Harold Harb says this? Amazing. If so, he has made a major adjustment to PMTS technique. I wonder when he made this shift.........
2. To start to transition, needs to unbalance himself against centripetal force so centrifugal force wins and pulls him across the skis and into the new turn.
3. Says there's a few different ways to do this - he says he does it by pressing on the short inside leg to raise the CoM to start the transition.
4. He then softens and shortens the old outside leg to stop the CoM having to rise into a high position as that will take longer for it to cross the skis and get on to the new edges. (At this point he's still on the old outside BTE.)....
He has always been absolutely set against new outside leg extension at initiation. It's the forbidden movement.

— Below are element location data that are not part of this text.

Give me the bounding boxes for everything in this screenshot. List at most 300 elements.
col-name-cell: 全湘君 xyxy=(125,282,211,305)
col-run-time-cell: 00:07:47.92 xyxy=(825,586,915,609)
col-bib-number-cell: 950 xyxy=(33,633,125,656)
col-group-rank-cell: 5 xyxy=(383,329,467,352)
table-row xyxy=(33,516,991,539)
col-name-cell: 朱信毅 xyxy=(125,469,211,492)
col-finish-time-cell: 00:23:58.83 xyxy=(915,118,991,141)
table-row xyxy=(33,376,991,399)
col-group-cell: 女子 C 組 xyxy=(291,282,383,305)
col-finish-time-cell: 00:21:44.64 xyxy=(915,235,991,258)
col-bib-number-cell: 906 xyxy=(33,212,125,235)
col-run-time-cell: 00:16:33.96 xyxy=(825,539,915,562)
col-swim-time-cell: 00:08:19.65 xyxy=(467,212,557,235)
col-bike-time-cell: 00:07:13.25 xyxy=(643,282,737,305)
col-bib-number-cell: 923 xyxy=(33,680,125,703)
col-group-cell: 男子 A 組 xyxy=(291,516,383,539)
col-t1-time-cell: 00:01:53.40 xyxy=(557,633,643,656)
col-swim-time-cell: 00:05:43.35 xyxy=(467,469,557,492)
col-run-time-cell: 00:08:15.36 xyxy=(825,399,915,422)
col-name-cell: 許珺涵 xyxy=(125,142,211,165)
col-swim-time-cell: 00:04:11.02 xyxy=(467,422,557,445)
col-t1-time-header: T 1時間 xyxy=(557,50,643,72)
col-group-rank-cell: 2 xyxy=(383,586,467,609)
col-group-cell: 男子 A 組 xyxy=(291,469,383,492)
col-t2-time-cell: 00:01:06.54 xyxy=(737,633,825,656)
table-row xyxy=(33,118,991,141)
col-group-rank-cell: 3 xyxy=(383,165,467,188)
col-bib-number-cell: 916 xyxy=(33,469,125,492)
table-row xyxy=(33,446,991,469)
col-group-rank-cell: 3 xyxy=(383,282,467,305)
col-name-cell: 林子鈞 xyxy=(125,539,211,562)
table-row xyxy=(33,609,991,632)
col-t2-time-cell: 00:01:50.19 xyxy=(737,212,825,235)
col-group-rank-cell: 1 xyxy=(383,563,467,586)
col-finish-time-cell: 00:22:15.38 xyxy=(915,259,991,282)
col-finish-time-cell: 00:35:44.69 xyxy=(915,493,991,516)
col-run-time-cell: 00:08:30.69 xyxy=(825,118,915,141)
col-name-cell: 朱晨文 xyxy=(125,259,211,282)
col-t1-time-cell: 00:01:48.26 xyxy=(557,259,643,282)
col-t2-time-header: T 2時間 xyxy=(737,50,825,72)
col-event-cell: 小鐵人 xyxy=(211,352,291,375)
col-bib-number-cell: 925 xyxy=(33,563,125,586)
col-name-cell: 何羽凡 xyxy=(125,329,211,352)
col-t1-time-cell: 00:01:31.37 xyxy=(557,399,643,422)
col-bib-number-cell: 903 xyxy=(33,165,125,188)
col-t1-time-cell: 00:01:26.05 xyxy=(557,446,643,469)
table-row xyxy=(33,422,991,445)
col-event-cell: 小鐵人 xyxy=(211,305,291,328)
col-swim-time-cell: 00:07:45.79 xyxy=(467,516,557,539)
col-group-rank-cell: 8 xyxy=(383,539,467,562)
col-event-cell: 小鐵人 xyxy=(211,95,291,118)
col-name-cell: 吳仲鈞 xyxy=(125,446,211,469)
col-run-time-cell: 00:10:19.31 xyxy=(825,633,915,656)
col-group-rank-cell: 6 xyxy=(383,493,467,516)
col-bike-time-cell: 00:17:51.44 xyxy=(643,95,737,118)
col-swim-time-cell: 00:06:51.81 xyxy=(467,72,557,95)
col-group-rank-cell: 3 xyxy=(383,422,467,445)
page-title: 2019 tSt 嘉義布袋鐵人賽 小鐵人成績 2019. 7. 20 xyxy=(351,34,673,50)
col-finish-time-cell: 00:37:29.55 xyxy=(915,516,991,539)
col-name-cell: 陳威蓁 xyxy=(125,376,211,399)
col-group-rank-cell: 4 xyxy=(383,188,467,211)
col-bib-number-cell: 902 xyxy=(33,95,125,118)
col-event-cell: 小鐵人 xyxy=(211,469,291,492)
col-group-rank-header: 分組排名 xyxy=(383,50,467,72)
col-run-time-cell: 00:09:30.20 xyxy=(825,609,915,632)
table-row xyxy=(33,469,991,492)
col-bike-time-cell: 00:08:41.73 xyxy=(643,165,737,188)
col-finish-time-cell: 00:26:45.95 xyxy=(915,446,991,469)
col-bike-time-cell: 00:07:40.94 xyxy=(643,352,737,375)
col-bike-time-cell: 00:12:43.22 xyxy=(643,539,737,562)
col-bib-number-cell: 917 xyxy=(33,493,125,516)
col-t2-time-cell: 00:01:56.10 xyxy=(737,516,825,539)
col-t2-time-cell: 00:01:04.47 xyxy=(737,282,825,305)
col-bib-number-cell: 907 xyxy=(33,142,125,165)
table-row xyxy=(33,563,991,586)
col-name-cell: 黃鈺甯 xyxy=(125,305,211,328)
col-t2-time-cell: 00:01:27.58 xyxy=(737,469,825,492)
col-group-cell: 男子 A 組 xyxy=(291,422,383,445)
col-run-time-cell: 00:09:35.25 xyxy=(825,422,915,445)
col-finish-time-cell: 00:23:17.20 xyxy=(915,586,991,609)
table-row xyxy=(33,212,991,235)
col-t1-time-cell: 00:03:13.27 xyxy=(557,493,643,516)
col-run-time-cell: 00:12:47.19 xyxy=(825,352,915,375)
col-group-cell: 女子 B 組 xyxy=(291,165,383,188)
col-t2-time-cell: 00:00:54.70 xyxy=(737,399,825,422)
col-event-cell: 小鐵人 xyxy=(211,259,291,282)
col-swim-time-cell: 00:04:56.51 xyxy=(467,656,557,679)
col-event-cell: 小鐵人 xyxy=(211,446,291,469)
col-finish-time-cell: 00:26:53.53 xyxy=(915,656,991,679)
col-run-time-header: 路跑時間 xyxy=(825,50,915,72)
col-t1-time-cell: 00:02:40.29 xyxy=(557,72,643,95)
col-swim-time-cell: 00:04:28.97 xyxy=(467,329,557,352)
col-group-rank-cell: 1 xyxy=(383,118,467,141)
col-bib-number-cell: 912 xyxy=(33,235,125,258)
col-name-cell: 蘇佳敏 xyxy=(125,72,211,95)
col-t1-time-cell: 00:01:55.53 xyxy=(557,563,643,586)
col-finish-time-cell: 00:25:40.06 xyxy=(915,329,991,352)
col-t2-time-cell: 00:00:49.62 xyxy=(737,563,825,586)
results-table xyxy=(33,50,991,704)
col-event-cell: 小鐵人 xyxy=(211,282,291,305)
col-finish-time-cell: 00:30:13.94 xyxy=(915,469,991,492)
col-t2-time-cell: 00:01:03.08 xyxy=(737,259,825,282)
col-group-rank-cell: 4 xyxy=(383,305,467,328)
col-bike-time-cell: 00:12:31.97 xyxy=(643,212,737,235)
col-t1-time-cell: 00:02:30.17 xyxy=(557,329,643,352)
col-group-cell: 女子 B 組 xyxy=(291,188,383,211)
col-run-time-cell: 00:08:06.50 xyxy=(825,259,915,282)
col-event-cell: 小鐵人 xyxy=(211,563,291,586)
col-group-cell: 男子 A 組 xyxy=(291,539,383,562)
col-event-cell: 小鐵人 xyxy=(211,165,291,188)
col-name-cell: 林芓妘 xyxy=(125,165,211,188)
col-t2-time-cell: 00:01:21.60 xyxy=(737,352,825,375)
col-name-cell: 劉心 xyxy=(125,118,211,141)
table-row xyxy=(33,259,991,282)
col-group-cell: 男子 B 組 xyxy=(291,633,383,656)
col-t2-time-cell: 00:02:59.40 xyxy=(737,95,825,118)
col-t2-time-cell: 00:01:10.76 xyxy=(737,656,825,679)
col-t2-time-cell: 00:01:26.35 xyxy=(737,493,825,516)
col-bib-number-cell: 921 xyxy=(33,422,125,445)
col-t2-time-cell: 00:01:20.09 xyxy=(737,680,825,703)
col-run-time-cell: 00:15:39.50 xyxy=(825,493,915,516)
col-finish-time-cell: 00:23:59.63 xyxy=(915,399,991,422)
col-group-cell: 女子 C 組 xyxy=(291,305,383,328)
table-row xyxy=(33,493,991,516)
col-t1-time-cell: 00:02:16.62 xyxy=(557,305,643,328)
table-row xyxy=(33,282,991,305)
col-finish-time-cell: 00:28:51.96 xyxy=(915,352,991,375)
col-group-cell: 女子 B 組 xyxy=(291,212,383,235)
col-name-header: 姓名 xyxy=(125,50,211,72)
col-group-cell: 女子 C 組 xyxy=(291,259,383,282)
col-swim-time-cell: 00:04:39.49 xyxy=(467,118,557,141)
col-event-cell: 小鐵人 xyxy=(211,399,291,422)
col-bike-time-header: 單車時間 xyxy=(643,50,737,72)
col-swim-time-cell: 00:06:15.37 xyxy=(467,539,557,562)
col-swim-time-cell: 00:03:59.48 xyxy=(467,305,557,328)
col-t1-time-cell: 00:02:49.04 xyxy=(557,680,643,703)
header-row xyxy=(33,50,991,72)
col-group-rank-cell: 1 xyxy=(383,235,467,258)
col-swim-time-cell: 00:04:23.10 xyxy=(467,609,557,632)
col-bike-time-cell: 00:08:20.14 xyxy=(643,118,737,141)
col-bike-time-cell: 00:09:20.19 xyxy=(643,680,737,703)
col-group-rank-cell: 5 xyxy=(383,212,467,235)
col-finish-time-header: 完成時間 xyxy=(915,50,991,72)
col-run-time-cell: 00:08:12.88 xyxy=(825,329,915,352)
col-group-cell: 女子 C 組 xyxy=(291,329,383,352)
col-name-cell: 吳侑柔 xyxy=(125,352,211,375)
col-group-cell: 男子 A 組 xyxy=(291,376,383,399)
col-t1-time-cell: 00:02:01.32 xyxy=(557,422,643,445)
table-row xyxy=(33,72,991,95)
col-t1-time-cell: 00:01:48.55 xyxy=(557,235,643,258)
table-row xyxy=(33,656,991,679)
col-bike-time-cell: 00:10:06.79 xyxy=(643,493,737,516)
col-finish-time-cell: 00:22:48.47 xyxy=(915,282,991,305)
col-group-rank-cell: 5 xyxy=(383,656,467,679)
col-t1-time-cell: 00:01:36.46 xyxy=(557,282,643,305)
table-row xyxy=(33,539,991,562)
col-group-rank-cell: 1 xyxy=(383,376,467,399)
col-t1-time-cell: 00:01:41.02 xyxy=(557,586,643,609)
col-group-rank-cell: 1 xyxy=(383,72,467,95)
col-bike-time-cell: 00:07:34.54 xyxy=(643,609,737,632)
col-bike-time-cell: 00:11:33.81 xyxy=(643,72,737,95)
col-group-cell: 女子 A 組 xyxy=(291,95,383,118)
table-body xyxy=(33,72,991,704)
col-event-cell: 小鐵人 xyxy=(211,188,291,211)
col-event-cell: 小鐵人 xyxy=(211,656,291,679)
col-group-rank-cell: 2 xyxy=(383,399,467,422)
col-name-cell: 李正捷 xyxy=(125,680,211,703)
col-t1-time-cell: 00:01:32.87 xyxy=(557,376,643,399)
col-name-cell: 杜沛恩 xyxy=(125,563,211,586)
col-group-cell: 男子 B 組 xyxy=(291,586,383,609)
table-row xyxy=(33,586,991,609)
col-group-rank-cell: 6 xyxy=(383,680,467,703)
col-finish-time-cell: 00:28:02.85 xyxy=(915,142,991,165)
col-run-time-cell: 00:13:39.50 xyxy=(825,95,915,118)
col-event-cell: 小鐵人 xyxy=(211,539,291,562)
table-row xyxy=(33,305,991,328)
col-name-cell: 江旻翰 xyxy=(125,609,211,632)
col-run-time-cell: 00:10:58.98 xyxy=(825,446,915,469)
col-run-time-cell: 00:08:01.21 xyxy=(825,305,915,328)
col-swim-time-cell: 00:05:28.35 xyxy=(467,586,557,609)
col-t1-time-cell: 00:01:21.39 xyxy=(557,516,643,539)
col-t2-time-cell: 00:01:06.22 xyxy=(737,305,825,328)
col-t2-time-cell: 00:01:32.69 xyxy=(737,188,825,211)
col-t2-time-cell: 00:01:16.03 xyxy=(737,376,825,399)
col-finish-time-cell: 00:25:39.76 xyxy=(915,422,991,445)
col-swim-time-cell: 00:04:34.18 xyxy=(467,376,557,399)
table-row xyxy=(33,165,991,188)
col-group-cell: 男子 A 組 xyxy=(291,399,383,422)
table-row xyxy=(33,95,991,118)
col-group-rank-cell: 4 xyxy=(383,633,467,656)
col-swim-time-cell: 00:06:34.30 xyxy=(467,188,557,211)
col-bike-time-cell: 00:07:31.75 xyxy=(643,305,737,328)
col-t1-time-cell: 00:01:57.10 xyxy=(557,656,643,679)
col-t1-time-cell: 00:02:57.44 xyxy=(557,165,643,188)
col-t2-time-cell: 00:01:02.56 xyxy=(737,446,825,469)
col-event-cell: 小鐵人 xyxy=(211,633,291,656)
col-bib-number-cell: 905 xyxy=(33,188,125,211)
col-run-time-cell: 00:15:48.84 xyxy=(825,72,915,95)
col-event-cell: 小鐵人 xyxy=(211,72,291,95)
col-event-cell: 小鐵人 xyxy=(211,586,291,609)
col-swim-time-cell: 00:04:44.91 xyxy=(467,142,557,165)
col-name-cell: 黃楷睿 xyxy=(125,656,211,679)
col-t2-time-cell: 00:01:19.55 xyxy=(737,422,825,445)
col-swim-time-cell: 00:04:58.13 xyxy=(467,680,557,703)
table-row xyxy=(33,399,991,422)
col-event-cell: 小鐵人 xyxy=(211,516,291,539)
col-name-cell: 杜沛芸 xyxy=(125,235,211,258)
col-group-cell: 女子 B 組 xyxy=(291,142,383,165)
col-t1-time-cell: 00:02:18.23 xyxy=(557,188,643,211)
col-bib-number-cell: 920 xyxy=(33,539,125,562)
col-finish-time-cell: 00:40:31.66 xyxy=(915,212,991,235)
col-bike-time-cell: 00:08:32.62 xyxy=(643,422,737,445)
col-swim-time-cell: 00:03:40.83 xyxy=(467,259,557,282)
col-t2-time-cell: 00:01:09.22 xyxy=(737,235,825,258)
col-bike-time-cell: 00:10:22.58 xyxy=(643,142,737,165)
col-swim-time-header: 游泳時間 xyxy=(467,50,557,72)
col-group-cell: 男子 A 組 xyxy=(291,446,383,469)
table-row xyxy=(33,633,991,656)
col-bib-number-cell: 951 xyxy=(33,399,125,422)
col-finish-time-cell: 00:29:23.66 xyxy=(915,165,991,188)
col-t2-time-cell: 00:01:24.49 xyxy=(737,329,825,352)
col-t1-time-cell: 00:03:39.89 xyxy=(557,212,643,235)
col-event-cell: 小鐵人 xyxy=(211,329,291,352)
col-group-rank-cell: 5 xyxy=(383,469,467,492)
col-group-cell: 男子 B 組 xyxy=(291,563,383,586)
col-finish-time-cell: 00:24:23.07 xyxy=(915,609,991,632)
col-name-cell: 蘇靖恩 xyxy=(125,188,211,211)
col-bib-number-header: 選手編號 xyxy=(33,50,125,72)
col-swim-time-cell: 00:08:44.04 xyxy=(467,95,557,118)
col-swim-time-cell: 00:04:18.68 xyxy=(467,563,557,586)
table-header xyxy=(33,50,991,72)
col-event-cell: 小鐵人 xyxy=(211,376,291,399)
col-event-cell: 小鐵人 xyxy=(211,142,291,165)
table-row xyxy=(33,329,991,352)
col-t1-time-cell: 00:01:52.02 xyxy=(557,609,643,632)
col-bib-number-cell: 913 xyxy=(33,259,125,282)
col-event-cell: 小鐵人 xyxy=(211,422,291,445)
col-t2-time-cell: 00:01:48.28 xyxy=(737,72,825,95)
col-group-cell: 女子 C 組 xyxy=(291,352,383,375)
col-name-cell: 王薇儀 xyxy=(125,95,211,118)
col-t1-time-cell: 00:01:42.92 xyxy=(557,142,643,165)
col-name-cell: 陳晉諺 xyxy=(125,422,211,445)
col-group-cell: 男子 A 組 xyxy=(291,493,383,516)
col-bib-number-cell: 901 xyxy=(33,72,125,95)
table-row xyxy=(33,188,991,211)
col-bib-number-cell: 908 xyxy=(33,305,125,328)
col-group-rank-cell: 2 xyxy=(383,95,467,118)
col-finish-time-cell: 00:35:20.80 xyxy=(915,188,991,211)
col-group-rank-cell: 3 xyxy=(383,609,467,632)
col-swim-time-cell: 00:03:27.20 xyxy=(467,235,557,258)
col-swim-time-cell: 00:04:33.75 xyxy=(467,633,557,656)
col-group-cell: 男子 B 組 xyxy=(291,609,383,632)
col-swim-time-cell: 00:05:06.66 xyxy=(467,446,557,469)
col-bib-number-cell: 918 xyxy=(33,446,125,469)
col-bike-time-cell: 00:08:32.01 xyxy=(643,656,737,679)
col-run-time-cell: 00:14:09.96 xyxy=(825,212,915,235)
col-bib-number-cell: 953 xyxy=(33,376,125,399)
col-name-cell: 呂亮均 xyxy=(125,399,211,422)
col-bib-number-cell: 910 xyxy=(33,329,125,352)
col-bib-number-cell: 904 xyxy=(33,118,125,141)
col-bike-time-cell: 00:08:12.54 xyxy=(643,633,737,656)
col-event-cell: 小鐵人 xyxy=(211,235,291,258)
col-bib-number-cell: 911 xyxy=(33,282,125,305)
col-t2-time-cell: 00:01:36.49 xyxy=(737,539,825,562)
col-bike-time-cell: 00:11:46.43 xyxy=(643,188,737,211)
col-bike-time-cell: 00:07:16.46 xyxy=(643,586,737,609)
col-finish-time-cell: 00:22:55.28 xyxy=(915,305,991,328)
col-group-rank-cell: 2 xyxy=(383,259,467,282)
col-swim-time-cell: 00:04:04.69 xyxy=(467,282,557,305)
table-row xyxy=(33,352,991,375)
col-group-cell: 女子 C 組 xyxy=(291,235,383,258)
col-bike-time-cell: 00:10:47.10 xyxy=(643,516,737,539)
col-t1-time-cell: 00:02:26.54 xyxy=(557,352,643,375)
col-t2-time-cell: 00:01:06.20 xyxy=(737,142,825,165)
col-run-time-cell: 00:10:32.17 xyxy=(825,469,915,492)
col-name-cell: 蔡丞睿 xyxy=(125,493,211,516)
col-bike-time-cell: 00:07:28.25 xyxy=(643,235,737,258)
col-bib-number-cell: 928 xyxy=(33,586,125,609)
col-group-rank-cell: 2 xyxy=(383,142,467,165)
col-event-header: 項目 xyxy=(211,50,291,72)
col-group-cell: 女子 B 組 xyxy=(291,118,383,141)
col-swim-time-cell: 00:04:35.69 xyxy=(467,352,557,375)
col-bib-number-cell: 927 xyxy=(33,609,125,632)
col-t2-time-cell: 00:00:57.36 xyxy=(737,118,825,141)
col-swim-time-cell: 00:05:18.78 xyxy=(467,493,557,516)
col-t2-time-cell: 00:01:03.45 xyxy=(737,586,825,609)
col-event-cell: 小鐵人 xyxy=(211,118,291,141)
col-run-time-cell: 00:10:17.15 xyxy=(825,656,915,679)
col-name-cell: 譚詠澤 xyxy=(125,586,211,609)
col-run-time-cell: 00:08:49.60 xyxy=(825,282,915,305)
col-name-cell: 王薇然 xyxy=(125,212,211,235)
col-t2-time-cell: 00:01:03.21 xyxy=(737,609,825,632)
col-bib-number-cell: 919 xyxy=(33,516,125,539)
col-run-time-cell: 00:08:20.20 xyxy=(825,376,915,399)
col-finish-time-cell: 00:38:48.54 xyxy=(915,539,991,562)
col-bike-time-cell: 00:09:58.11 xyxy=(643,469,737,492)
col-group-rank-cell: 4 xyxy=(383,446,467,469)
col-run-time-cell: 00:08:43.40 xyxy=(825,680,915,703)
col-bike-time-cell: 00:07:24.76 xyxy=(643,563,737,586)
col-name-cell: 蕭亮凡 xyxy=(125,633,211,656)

PSIA, on the other hand, for years promoted "extend to release." When I took my LII skiing exam success depended on the skier lengthening the new outside ski to lift the CoM up and over the skis. This has been the major recognizable difference between PMTS and all other teaching systems, and HH has made a very big deal of it when criticizing them. PSIA has made the shift as well, but PSIA teaching has not been as insistent on a single way to initiate turns as HH has, at least not while I've been instructing.
HH definitely started talking about lifting the new inside ski with the tip higher than the tail after watching WC racers do it. I remember when he first posted about that. That too was a major shift in PMTS. Lifting the tail of the new inside ski had been a major piece of PMTS orthodoxy.